Hungry Box Serves the Public and the Homeless in One Shot

Concordia Alumnus Unites Profit With Charity

Three homeless men enjoy donated sandwiches outside the old brewery mission off St. Laurent Blvd. Courtesy Hungry Box

Can a Montreal business be as profitable as it is charitable?

If you ask Sean Scourse, the entrepreneur who started Hungry Box, the answer is yes.

Scourse started the company in 2013 with a plan to solve hunger in the city. The concept is simple: for every item of food sold, one goes to feed the homeless.

Their website explains, “For each Hungry Box purchased, we donate and personally deliver the exact same meal to young families scraping by, underfunded abuse shelters and anyone living on the streets.” They also deliver any leftover goods that were not sold throughout the day.

The idea had come to him in a slighlty unconventional way. It came after what he called a moment of clarity. He thought of it after dropping out of Concordia University and leaving his business degree behind.

“I found that if my focus was on wealth, I’m doing it all wrong,” he explained.

Scourse knew from a young age that he would have a future in the restaurant business. Through the years, he noticed that healthy and affordable prepared food was hard to find.

“When you look at the options that we have, it’s really kind of crappy. There’s not any real focus on the customer’s health it all just seems to be about the bottom line,” he said. “If you look at the majority of options out there, it’s nothing that you would have made at home.”

But with such a particular business model—one that includes creating everything by hand, even that which is given away without charge—Scourse struggled to figure out the financial side of things. He found that cooking from scratch heavily reduced the overall production costs. “Obviously the trade-off is that you’re adding time,” he explained. “We make our products every day. Our motto is that we don’t need expiry dates because nothing is resold the following day. Whatever we don’t sell is the first that we give to the hungry.”

The business took off with two open locations, a kiosk downtown and a space in Notre-Dame-de-Grâce where all the food was produced. Scourse took on a partner, Jeff Roberts, and together they run the company.

Scourse had originally funded the company by scraping together his savings and $25,000 of public funding. But profits came slowly. The kiosk alone cost $3,500 a month and income of both locations hovered between $11,000 and $12,000.

He explained that the losses were as significant as the gains.

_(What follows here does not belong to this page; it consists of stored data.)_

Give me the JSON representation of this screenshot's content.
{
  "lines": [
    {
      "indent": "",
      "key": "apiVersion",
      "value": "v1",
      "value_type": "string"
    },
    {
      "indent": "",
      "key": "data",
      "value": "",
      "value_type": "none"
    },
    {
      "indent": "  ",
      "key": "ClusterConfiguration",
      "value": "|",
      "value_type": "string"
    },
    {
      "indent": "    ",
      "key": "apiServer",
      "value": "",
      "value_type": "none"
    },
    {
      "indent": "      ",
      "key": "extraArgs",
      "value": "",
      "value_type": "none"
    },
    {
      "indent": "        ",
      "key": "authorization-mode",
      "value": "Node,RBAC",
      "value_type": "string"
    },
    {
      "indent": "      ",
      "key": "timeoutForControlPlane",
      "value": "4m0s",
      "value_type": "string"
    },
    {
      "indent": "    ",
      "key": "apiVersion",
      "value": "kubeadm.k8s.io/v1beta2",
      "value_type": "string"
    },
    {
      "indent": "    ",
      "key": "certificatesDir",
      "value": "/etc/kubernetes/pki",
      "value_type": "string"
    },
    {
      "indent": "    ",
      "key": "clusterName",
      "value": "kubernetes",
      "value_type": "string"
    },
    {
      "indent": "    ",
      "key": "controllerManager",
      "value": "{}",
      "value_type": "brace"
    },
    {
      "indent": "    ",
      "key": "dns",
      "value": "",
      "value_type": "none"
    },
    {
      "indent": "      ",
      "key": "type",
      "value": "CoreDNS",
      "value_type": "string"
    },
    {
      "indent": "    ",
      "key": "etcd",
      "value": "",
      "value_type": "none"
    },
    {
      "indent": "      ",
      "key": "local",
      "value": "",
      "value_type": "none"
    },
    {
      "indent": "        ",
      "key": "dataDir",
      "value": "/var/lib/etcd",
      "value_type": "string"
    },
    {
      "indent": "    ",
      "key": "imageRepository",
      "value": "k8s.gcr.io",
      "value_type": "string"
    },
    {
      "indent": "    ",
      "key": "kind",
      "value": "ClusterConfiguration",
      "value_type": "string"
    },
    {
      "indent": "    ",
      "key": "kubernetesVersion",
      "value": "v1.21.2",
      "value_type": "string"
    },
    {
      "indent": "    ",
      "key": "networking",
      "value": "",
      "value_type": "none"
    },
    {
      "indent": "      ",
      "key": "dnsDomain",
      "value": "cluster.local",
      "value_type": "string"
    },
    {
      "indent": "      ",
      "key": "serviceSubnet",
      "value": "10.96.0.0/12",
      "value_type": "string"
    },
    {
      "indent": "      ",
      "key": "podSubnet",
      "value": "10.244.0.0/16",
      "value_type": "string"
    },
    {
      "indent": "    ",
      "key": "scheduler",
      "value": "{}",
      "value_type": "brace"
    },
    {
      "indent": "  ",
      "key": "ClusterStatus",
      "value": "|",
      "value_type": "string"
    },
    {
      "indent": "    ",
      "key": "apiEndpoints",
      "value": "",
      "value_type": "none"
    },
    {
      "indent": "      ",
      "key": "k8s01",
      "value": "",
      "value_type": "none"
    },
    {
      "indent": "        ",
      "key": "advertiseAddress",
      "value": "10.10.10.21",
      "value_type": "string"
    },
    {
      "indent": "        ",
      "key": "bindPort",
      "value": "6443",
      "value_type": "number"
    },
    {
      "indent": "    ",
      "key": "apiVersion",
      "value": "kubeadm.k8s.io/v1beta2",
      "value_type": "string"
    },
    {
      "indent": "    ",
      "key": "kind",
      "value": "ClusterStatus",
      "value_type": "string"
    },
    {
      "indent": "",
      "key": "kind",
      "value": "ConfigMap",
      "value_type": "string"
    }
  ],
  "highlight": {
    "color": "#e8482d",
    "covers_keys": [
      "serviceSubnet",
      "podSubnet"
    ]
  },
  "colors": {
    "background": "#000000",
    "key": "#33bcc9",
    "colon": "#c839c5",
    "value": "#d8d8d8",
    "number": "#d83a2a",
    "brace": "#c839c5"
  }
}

“Even when we had a great month, we’d get dragged down by the kitchen expenses. We had a crazy amount of debt,” he explained. “It was spiraling out of control.”

After months of financial difficulty, Scourse was forced to close down his downtown location in July 2015. The second location folded shortly after.

“I thought that at that point we were done,” Scourse admitted.

Shortly after, he was contacted by a friend who provided him with a new space in which to prepare his food at night. With the new location, the team was able to focus on corporate catering rather than individual sales.

He now hopes to open two new kiosks downtown with a long-term goal of expanding internationally. He said how starting slowly in Ottawa would give him time to experiment and manage growth before going further.

“The next big step,” he said, “is world domination.”